« Pardonne, de grâce, le péché de tes frères et leur faute, car ils t’ont rendu du mal » (Vayé’hi 50,17)

-> Les termes « Pardonne, de grâce » se disent dans le Texte : « sha na » (שא נא), expression composée des initiales des 4 formes figurant sur le Char Céleste (la merkava), comme le décrivit le prophète Yé’hezkel.
Ces 4 figures sont : le taureau (שור), le lion (אריה), l’aigle (נשר) et l’homme (אדם).

Or, le taureau est le symbole de Yossef, comme dans le verset : « C’est l’aîné de son taureau ».
=> Les frères veulent signifier ici à Yossef que c’est uniquement s’il leur pardonne qu’il méritera de voir son représentant, à savoir le taureau, sur le Char Céleste. Mais s’il ne leur pardonne pas, alors quelqu’un qui aura gardé rancune ne pourra pas avoir le mérite de se voir représenter sur le Char Céleste.

Ainsi, l’allusion est la suivante : « Pardonne de grâce » (שא נא), car c’est seulement dans ce cas qu’apparaîtront sur le Char, les 4 formes en allusion justement par les initiales de ces mots (שא נא).
Mais si tu ne pardonnes pas, alors il manquera une figure parmi les 4, à savoir celle du taureau, qui fait allusion à Yossef.

[Rabbi Chimchon d’Ostropoli]

« Zévouloun occupera le littoral des mers ; il offrira des ports aux vaisseaux » (Vayé’hi 49,13)

-> Selon nos Sages (Sifrei 33,19), résidant sur le littoral, Zévouloun avait la particularité d’entretenir des relations commerciales avec les autres nations par le biais de ses ports.
Son attitude va entraîner que les marchands étrangers vont vouloir visiter la terre d’Israël, en se rendant entre autre à Jérusalem, afin d’y apprendre davantage sur les juifs.
Il en résulta que ces marchands vont devenir si impressionnés de ce qu’ils vont y voir, qu’ils vont quitter leur religion païenne et se convertir au judaïsme.

=> Ainsi, la tribu de Zévouloun grâce à son comportement exemplaire dans ses relations commerciales avec les non-juifs, va générer des impressions très positives sur la religion juive, entraînant au final un kidouch Hachem très nombreux.

-> Le rav Matisyahou Salomon dit que de nos jours nous devons créer un kidouch Hachem dans nos affaires économiques avec les non-juifs, leur permettant ainsi d’avoir un bel aperçu de ce qu’est être juif.

Rabbi ‘Haïm Mordé’haï Katz enseignait à ses élèves quittant la yéchiva pour aller travailler : « Vous devez avoir une préoccupation au-dessus de toute autre : sanctifier le Nom de Hachem.
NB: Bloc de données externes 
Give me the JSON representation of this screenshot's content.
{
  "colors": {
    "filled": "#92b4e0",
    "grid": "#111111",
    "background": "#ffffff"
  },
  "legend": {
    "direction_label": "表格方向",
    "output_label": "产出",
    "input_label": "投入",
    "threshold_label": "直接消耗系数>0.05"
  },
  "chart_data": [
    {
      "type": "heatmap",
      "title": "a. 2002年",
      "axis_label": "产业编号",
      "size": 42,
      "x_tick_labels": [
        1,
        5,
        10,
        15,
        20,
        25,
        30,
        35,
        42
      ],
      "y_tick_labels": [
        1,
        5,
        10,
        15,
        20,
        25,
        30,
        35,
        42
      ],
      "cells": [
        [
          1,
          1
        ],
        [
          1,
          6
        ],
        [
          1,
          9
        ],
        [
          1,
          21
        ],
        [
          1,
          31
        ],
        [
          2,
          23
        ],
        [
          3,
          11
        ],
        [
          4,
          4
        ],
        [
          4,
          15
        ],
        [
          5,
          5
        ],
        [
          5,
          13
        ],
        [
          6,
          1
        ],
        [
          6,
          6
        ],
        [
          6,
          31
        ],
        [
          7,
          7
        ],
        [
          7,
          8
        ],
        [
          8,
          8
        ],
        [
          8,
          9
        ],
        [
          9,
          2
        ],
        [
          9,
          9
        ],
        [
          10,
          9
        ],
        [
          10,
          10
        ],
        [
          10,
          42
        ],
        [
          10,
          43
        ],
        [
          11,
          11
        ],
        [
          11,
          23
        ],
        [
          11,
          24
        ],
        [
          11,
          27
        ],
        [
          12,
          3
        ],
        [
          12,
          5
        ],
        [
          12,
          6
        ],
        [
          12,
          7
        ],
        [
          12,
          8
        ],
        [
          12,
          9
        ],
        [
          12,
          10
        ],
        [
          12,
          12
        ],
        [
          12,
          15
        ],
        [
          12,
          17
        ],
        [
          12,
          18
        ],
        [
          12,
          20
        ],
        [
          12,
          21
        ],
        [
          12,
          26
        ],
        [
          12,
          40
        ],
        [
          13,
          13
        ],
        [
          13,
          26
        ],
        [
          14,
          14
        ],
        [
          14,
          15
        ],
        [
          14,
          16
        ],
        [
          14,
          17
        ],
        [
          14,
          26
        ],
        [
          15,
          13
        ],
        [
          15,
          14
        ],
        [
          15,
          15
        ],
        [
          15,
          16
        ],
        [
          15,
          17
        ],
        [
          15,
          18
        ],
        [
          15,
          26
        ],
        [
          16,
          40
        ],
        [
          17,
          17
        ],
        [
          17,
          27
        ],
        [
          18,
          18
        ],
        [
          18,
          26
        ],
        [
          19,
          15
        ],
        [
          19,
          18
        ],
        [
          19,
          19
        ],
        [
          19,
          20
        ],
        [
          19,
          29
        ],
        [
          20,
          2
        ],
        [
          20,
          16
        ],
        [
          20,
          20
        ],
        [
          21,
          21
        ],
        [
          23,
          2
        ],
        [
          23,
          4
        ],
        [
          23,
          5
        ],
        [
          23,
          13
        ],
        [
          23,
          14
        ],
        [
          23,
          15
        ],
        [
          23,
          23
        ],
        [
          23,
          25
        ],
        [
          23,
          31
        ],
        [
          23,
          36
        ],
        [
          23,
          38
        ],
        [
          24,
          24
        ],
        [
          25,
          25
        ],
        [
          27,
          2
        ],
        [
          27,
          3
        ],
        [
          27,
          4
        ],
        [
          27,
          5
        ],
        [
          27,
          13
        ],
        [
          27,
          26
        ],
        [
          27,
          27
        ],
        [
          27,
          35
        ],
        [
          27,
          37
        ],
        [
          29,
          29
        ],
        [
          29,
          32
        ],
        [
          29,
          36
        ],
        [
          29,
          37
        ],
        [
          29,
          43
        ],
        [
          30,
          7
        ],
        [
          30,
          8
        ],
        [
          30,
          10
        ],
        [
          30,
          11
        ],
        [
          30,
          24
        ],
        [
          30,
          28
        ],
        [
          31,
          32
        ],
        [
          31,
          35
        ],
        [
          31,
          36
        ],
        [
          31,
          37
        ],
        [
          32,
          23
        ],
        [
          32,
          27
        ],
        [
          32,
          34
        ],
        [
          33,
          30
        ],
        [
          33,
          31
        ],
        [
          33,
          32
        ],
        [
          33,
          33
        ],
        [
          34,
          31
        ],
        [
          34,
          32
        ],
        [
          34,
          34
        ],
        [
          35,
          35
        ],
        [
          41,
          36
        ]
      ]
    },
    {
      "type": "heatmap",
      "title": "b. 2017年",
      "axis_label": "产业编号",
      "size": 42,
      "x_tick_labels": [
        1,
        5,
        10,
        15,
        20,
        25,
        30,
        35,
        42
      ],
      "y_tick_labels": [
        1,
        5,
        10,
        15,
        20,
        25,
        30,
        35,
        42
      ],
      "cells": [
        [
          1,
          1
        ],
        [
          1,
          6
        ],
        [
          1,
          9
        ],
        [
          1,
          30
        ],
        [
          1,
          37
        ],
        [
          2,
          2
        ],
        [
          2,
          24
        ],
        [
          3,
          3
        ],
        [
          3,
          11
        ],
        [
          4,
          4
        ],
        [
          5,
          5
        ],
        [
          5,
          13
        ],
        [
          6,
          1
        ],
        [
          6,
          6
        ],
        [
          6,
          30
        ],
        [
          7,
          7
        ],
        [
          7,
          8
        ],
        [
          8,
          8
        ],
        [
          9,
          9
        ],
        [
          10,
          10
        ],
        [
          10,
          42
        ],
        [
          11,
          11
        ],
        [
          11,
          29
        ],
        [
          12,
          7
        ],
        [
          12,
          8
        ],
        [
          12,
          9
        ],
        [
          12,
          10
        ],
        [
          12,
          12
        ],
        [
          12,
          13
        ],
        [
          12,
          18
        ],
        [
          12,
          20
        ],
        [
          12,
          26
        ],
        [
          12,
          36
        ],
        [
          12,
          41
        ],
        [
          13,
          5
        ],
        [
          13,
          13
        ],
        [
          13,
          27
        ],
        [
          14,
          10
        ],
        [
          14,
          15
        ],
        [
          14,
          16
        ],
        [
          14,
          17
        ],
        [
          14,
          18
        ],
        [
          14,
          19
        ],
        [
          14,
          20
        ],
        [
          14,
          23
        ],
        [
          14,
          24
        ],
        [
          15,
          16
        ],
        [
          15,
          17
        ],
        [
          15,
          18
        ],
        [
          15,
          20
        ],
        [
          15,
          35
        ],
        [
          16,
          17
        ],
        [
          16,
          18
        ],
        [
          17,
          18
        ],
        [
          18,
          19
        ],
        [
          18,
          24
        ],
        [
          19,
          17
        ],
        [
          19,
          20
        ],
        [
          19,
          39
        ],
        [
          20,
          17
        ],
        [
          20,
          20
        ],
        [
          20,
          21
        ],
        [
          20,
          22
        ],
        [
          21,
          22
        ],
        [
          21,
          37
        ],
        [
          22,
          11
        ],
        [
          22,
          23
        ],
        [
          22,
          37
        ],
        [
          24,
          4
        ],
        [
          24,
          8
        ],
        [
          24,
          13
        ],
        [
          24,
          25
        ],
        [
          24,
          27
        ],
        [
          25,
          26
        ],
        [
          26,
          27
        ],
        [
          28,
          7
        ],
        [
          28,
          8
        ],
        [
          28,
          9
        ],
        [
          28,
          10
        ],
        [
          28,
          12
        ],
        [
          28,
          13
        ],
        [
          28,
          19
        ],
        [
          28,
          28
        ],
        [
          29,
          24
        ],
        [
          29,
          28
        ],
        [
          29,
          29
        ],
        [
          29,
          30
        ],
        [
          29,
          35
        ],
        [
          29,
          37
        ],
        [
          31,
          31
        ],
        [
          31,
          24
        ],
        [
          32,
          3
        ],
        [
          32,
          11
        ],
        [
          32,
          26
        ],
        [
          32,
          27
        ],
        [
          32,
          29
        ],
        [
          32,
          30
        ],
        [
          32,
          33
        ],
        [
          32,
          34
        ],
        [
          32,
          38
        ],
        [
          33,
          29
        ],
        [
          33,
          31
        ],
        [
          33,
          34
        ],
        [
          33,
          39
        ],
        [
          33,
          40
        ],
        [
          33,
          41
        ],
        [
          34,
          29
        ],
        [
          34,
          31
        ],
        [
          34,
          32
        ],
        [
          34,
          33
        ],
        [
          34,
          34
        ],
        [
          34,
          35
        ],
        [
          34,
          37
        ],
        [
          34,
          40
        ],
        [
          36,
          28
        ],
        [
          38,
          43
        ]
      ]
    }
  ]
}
Souvenez-vous que chaque chose que vous faites est soit un kiddouch Hachem, soit un ‘hiloul Hachem. Faites le maximum pour choisir correctement! »

=> La tribu de Zévouloun nous sensibilise à l’importance de représenter au mieux Hachem, sans nous laisser aveugler par l’argent, nos perspectives futures, l’honneur, …

Paracha Vayé’hi & ‘Hayé Sarah

+ Paracha Vayé’hi & ‘Hayé Sarah :

->  » ‘Hayé Sarah et Vayé’hi, sont les noms de parachiot, décrivant les morts de Sarah et de Yaakov.

– Le 1er mot de ‘Hayé Sarah est : « vayiyou » (וַיִּהְיוּ ), d’une guématria de 37, insinuant que ses seules années véritablement heureuses étaient les 37 années qui ont suivi la naissance de son fils ‘Its’hak (jusqu’à ce qu’elle décède).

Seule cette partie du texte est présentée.